Opus "found" 8 issues. Two of them looked like they were probably realistic but not really that big a deal in the context it operates in. It labelled one of them as minor, but the other as major, and I'm pretty sure it's wrong about it being "major" even if is correct. Four of them I'm quite confident were just wrong. 2 of them would require substantial further investigation to verify whether or not they were right or wrong. I think they're wrong, but I admit I couldn't prove it on the spot.
It tried to provide exploit code for some of them, none of the exploits would have worked without some substantial additional work, even if what they were exploits for was correct.
In practice, this isn't a huge change from the status quo. There's all kinds of ways to get lots of "things that may be vulnerabilities". The assessment is a bigger bottleneck than the suspicions. AI providing "things that may be an issue" is not useless by any means but it doesn't necessarily create a phase change in the situation.
An AI that could automatically do all that, write the exploits, and then successfully test the exploits, refine them, and turn the whole process into basically "push button, get exploit" is a total phase change in the industry. If it in fact can do that. However based on the current state-of-the-art in the AI world I don't find it very hard to believe.
It is a frequent talking point that "security by obscurity" isn't really security, but in reality, yeah, it really is. An unknown but presumably staggering number of security bugs of every shape and size are out there in the world, protected solely by the fact that no human attacker has time to look at the code. And this has worked up until this point, because the attackers have been bottlenecked on their own attention time. It's kind of just been "something everyone knows" that any nation-state level actor could get into pretty much anything they wanted if they just tried hard enough, but "nation-state level" actor attention, despite how much is spent on it, has been quite limited relative to the torrent of software coming out in the world.
Unblocking the attackers by letting them simply purchase "nation-state level actor"-levels of attention in bulk is huge. For what such money gets them, it's cheap already today and if tokens were to, say, get an order of magnitude cheaper, it would be effectively negligible for a lot of organizations.

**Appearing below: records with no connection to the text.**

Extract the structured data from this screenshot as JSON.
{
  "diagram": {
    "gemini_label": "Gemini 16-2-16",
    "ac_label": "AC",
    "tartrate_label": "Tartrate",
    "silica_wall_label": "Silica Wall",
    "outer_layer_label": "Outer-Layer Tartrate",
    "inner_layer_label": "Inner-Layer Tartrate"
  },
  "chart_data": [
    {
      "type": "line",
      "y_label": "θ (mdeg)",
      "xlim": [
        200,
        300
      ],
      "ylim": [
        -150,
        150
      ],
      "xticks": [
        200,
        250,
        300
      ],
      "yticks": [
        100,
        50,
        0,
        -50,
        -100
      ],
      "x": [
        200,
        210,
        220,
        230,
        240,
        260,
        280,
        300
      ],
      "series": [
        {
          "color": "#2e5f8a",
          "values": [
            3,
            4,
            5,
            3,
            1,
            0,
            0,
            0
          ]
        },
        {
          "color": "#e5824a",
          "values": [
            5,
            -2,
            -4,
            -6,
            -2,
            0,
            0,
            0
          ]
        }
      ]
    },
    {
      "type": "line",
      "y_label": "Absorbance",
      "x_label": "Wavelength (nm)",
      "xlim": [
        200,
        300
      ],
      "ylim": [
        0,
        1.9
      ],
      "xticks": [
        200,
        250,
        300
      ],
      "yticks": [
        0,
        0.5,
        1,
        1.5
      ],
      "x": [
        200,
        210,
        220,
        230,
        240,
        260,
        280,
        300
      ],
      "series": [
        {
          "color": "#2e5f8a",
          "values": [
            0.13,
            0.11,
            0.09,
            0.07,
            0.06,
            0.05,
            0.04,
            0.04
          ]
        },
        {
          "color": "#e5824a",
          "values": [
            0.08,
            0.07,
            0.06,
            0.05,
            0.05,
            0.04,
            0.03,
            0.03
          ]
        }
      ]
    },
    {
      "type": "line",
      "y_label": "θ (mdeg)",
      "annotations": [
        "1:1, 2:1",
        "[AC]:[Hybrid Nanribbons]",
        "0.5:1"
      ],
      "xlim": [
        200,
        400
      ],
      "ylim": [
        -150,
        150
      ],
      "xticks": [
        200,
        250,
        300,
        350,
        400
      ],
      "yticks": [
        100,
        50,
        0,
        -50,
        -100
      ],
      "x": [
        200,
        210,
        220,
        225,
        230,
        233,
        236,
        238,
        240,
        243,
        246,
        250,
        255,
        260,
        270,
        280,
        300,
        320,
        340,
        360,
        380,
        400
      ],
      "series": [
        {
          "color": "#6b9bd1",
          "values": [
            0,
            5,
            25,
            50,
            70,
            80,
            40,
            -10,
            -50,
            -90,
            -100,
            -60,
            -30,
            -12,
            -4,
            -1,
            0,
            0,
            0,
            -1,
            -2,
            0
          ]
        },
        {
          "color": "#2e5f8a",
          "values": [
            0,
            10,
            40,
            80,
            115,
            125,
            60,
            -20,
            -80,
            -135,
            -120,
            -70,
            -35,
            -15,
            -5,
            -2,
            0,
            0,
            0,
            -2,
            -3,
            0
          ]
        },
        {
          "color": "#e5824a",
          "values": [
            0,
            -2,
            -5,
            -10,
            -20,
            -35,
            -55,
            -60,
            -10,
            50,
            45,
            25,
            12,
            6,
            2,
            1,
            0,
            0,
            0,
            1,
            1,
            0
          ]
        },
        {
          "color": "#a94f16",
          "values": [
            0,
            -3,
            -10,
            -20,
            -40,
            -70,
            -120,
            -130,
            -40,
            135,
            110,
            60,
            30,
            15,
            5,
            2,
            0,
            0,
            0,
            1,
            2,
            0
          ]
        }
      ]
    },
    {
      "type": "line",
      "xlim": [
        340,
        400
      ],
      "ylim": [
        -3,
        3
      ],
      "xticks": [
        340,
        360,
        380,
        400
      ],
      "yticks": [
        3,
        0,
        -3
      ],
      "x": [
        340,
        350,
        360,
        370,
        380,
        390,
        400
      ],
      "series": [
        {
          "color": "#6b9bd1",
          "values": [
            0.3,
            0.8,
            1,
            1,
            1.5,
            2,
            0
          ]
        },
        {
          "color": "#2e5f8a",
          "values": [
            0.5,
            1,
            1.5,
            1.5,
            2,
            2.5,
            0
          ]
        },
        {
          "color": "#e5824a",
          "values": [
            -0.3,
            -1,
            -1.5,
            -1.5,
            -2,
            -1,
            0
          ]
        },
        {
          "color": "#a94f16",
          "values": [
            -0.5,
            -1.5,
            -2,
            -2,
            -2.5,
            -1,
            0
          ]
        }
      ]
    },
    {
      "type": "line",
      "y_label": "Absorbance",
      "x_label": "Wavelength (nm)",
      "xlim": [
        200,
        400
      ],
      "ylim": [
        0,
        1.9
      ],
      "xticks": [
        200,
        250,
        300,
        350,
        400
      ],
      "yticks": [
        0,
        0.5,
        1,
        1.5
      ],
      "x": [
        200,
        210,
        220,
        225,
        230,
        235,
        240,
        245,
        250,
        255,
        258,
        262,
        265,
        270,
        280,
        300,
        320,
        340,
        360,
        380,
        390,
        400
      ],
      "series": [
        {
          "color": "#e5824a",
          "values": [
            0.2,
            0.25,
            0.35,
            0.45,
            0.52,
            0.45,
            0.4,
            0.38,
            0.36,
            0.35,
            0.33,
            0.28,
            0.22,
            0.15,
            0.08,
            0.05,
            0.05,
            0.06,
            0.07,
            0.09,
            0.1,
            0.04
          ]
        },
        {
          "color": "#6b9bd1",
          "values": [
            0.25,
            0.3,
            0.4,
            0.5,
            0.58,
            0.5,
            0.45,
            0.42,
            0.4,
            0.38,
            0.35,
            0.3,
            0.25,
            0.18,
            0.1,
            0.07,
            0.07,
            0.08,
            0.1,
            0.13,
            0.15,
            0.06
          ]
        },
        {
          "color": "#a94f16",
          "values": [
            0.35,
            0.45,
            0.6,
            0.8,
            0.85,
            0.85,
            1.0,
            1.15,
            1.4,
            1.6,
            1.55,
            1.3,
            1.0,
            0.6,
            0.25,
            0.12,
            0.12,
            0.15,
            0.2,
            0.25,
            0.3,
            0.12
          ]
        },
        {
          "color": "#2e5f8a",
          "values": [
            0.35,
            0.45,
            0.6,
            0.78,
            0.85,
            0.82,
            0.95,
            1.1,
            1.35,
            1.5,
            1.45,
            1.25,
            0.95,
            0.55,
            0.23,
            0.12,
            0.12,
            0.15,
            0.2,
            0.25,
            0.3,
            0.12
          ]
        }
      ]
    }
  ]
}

In the long run this will probably lead to much more secure software. The transition period from this world to that is going to be total chaos.
... again, assuming their assessment of its capabilities is accurate. I haven't used it. I can't attest to that. But if it's even half as good as what they say, yes, it's a huge huge huge deal and anyone who is even remotely worried about security needs to pay attention.
Anthropic spends millions - maybe significantly more.
Then when they know where they are, they spend $20k to show how effective it is in a patch of land.
They engineered this "discovery".
What the small teams are doing is fair - it's just a scaled down version of what Anthropic already did.
Unless Anthropic makes it known exactly what model + harness/scaffolding + prompt + other engineering they did, these comparisons are pointless. Given the AI labs' general rate of doomsday predictions, who really knows?